Katie and McShane, a policeman, keep an eye on each other
for years. When his wife dies and he quits the force, McShane asks Katie to
marry him. Her youngest daughter Laurie will take his name, but he doesn’t
expect to replace Johnny as Francie and Neeley’s father. Francie refuses to go
to high school as she feels to old for it. Instead she qualifies for college
and departs for Ann Arbor, while Katie, Neeley and little Laurie move into
McShane’s big house. Katie will no longer need to clean houses.

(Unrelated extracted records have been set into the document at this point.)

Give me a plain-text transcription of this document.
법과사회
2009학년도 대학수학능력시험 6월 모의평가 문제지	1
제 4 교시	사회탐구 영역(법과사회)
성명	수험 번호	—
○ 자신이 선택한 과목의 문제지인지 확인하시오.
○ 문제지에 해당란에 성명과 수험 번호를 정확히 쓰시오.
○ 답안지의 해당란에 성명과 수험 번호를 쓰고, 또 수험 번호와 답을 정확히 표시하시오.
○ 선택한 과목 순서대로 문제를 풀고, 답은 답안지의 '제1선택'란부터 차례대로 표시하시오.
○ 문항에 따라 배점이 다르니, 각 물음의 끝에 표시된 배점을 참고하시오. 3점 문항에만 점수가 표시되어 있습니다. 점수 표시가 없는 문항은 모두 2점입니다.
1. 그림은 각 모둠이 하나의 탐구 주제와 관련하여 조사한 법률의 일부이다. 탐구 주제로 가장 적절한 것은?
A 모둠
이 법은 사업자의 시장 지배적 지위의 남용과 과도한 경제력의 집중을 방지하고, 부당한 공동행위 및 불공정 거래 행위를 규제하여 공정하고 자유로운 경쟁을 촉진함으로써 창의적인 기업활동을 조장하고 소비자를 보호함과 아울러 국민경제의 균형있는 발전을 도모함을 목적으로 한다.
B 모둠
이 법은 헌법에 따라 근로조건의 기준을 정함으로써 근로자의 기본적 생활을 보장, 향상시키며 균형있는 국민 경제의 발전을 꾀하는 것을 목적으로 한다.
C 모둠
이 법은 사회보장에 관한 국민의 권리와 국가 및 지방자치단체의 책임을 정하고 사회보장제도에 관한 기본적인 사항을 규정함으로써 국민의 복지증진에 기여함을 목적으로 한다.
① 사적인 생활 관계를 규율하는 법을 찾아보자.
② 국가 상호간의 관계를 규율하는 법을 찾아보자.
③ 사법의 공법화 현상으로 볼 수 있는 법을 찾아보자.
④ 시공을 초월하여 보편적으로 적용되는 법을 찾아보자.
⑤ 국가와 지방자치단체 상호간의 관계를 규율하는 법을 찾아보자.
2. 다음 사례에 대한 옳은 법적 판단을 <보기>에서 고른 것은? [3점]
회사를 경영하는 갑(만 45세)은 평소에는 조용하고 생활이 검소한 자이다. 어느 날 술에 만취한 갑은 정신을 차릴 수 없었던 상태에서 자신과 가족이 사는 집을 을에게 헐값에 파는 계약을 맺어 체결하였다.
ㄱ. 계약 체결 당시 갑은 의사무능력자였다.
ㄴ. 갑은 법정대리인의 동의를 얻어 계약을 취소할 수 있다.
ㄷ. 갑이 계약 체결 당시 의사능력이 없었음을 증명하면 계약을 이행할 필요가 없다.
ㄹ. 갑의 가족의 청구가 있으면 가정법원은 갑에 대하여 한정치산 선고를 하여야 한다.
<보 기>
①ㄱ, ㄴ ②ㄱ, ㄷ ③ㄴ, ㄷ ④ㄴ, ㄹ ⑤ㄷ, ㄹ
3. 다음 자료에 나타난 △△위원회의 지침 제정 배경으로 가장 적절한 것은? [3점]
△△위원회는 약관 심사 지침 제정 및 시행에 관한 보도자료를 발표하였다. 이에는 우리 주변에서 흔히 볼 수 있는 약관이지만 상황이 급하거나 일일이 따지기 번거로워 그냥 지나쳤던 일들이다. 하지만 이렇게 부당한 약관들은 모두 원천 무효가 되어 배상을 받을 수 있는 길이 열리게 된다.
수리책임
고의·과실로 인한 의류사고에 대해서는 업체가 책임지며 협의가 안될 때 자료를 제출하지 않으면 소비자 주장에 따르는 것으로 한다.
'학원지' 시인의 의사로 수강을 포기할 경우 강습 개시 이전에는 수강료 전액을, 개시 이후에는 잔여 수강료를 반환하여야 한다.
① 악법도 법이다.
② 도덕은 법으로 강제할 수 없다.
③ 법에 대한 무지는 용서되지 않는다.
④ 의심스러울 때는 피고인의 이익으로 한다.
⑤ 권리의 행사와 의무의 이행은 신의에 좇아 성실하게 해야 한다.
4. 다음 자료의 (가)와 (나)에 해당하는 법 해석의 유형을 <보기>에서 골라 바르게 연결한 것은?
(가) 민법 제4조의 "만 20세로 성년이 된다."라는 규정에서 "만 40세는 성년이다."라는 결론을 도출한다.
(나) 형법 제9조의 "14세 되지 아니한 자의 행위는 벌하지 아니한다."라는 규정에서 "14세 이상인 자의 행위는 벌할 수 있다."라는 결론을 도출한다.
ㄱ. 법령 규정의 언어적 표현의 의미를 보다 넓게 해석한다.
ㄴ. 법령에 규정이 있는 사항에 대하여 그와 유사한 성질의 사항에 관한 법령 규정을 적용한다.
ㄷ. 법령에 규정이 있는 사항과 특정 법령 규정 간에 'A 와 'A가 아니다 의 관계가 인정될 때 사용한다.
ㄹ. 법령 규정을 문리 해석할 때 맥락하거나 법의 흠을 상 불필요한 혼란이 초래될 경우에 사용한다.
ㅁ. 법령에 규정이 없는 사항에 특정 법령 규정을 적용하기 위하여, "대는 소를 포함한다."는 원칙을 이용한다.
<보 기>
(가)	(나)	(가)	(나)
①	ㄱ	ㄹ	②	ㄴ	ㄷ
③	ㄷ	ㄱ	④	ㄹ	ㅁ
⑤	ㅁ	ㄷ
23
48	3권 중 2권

“Smith’s achievement is to make [Katie’s] steely resolve,
her fierce sense of reality, her struggle with her own character, not only
comprehensible, but admirable,” said Robert Cornfield in a 1999 review of the
book. Betty Smith told her daughter she is writing her childhood “as it should
have been.” The ingredient which Smith lays on thick is love. Though poverty
affects everything, the characters are loving and faithful to each other. Katie
is sad she has learned Johnny is worthless, but she still loves him and fosters
love of him in her children.
I myself came late to the reading of this book. The
thickness of the relationships portrayed, the holidays, the songs people sang
together, their pride combat the sadness, sordidness and dirt of the early
immigrant melting pot. Telling it as straight as she can, Betty Smith’s prose
builds rather than destroys. An aspirational story appropriate to the times.